An output device operating means for operating the output device;
The utterance device according to claim 6, wherein the content specifying means specifies content using information indicating details of an operation performed by the output device operating means.

An utterance control system for uttering to an utterance device having an utterance function by voice,
An output device associated with the utterance device as a device used with the utterance device, a content specifying device for specifying content received and output from a device other than the utterance control device that utters the utterance device;
The utterance control device that causes the utterance device to utter at the timing the content according to the content specified by the content specifying device according to the information specifying the utterance timing ;
An utterance control system including the utterance device.

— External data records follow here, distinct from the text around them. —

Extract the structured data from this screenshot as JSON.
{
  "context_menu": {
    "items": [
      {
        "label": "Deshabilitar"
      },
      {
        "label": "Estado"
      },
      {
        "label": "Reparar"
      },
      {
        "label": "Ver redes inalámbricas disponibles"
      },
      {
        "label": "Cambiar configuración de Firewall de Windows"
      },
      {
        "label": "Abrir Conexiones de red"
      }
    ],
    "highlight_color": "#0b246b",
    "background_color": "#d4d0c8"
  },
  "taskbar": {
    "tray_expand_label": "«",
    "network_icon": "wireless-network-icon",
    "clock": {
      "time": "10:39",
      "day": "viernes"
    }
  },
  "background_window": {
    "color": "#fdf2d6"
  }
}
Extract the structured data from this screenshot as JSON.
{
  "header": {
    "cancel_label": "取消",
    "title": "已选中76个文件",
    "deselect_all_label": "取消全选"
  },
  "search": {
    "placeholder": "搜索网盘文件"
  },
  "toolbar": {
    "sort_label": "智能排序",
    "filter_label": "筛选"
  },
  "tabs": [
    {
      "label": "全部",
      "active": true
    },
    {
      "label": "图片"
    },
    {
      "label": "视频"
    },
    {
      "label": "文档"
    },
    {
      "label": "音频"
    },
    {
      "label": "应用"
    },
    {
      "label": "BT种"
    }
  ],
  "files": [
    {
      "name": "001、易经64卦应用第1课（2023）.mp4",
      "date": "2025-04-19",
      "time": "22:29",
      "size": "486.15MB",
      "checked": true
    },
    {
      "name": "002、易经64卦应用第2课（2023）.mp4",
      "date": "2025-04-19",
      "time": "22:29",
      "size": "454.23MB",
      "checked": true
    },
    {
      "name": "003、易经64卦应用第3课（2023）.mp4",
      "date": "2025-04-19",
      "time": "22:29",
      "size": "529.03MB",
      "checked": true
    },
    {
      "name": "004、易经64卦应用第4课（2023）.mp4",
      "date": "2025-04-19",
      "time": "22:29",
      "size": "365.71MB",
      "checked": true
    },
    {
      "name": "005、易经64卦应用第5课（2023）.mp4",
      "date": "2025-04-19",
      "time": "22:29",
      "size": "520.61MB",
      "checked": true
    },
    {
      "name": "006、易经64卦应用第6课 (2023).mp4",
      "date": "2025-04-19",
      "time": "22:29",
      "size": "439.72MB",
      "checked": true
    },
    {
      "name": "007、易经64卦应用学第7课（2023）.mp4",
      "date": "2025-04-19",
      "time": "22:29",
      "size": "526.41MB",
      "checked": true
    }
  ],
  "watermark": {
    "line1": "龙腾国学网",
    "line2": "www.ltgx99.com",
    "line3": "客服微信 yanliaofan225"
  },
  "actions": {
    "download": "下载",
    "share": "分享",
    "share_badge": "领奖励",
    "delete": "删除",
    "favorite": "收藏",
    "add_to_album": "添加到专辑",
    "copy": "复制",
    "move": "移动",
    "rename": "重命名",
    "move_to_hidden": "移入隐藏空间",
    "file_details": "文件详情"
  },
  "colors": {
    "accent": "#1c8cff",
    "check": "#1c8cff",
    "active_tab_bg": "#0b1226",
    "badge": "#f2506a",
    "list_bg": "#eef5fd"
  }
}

An utterance control method for uttering to an utterance device having an utterance function by voice,
A content specifying step for specifying content received and output from a device other than the speech control device that causes the output device associated with the speech device to be used by the speech device as an apparatus used with the speech device;
According to the information for specifying the timing of speech, the speech control method characterized by the contents corresponding to content identified by the content specifying step including a speech control step of speech to the speech device in the above timing.

A method of controlling an utterance device having a speech utterance function,
A content specifying step of specifying content received and output by an output device associated with the utterance device as a device used with the utterance device;
According to the information specifying the timing of speech, the control method of the utterance apparatus which comprises a speech step, the uttering a content corresponding to content identified by the content identification step above timing.

A control program for causing a computer to function as the speech control device according to any one of claims 1 to 5, wherein the control program causes the computer to function as each of the means.

A control program for causing a computer to function as the utterance device according to claim 6 or 7, wherein the control program causes the computer to function as each of the means.